Of the other two lengthy songs, Lunar Sunrise and Twilight Furies, the former is probably the album's most uplifting song, with a memorable melody that has a Mike Oldfield and Camel quality. The Gregorian chant-like sequence works well, thanks to the presence of the celestial organ. The penultimate Twilight Furies is a lively workout with syncopated, looped rhythms and punchy drums and bass. The atmospheric vocal round section brings Gentle Giant (by way of Spock's Beard) to mind, but once again, the aggressive solo singing belongs to another song entirely. Image if you can, a turbo-charged Steve Reich fronted by Metallica's James Hetfield with a bad case of laryngitis and you'll have some idea of what to expect.

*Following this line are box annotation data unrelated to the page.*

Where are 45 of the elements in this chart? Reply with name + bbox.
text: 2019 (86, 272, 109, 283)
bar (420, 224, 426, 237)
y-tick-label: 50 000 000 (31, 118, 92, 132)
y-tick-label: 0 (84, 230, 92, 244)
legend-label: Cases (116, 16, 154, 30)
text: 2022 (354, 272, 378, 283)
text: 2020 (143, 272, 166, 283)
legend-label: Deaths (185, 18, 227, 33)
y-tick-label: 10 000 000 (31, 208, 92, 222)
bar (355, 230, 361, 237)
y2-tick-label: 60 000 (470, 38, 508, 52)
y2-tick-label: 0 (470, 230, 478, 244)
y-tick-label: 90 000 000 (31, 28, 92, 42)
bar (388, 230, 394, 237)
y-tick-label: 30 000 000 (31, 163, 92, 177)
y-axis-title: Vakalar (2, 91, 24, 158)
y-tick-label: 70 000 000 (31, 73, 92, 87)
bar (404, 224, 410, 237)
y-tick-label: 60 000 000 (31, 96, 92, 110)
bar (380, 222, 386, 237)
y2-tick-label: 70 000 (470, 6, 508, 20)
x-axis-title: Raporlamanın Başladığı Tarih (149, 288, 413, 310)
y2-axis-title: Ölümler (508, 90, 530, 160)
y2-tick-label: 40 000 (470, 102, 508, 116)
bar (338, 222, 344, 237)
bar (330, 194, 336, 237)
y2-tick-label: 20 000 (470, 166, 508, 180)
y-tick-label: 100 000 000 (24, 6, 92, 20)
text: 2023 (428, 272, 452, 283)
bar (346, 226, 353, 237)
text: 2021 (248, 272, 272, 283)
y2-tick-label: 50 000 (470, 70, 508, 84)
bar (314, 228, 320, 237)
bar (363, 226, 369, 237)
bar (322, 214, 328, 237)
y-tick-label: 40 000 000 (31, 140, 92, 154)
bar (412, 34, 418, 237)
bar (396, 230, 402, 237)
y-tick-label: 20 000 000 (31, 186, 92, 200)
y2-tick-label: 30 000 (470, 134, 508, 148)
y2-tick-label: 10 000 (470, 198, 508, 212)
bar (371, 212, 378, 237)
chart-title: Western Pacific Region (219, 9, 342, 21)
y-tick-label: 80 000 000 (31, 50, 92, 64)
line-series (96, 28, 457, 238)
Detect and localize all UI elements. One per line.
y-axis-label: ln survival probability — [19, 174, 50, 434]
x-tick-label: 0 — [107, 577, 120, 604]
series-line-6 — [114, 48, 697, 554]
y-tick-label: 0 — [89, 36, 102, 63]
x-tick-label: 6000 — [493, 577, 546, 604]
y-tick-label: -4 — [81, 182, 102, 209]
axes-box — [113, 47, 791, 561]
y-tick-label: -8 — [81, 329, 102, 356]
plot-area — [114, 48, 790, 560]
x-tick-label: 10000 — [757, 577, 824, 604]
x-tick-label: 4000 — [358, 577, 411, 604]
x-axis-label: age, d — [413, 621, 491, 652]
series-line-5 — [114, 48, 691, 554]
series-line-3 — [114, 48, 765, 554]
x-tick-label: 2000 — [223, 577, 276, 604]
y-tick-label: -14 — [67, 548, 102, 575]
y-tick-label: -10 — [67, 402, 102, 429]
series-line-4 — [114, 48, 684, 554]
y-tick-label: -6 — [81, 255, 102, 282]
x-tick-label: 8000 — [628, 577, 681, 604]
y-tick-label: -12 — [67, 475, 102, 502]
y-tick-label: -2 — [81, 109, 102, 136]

I must confess, after several plays the vocals do become a little more palatable, although they remain a taste that I will never fully acquire. I should stress however that judging by the positive reviews I've read elsewhere, mine may well be an isolated issue. That aside, musically this is a very fine album where the musicianship is quite stunning at times, especially the keys and drums of Mr Hedman. Please though Johan, don't leave it another seven years before the next release, I may not be around to enjoy it!